Shuffle a file

Based on code from shuffle a list, here's a first draft of a program that shuffles a file - read in the file, turn it into a list, shuffle the list, then output the lines in the random order.

Note that from my initial test, the code is not right yet. The code needs to trim off the possible last empty element, perhaps setting a flag indicating whether or not there was a trailing newline.

Why bother with this?

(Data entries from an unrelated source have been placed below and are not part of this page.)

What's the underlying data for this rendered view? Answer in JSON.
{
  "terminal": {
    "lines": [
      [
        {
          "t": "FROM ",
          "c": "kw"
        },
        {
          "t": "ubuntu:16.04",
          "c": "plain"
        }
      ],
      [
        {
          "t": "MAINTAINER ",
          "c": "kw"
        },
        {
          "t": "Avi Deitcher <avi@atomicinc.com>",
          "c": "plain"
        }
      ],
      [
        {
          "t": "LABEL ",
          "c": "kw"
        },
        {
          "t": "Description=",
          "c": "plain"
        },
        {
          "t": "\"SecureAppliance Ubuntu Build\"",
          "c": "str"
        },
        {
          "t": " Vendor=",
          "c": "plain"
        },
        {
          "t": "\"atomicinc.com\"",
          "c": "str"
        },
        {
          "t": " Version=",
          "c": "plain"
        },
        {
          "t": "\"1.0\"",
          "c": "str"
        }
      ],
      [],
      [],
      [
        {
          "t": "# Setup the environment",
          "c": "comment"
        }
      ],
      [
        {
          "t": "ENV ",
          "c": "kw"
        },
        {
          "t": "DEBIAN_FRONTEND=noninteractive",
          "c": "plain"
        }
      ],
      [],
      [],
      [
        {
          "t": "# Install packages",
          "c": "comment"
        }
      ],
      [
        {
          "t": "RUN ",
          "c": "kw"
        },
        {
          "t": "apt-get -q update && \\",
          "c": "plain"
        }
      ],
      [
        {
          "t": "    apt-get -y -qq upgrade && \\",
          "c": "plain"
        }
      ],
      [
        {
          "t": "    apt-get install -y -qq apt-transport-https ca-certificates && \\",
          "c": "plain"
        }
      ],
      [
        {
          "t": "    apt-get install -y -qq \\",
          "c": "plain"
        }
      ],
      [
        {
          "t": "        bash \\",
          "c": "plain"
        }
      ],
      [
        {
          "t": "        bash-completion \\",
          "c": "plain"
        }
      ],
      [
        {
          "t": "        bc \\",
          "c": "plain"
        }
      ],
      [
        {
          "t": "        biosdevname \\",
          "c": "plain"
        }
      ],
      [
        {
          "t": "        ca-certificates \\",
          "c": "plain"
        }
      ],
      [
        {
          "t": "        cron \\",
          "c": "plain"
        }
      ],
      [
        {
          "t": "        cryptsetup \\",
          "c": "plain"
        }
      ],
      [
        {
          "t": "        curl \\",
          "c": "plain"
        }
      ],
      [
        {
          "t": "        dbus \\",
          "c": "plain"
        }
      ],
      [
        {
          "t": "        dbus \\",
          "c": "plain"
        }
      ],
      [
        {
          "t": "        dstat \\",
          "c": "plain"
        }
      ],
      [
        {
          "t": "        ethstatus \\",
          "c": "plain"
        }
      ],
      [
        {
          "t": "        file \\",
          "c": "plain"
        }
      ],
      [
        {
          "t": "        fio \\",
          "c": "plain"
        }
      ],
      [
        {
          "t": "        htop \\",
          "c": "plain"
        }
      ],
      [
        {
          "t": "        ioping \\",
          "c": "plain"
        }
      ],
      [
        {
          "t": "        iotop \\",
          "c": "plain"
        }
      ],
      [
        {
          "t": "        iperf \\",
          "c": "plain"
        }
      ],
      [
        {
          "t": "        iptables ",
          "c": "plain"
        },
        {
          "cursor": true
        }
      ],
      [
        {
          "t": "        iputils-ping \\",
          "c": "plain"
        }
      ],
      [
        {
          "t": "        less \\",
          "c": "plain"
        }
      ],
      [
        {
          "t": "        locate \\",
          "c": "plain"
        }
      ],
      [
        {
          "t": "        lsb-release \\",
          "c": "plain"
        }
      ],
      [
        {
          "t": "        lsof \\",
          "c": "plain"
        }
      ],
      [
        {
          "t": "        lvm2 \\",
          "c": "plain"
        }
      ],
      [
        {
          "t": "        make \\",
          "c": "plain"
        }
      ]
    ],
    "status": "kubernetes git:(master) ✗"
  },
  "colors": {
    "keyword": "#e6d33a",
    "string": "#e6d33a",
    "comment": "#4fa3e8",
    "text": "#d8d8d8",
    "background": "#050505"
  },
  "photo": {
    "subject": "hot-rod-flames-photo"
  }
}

Sometimes having a set of data come into a program in a random order is useful for testing.

if { $::argc == 0 } {
    puts stderr "USAGE: $::argv0 filename"
    return 0
}

set fd [open [lindex $::argv 0] "r"]
set str [read $fd]
set lst [split $str "\n"]

proc shuffle10a list {
    set len [llength $list]
    while {$len} {
        set n [expr {int($len*rand())}]
        set tmp [lindex $list $n]
        lset list $n [lindex $list [incr len -1]]
        lset list $len $tmp
    }
    return $list
}

set str [join [shuffle10a $lst] "\n"]
puts $str

ferrieux A slight variation on this uses offset indexing to allow for very large files: first build a list containing the byte offsets of all beginnings-of-line in the file, then shuffle that list, and finally read back the lines with seek. Notice that tell is not even used, by sheer superstition (no perf measurements, sorry).

puts stderr "(indexing...)"
set fd [open [lindex $::argv 0] r]
fconfigure $fd -translation binary
set ll {}
set off 0
while {[gets $fd line]>=0} {
    lappend ll $off
    incr off [expr {[string length $line]+1}]
}

puts stderr "(now shuffling !)"
foreach off [shuffle10a $ll] {
    seek $fd $off
    gets $fd line
    puts $line
}

If you only want one line at random from a file, see random line from file.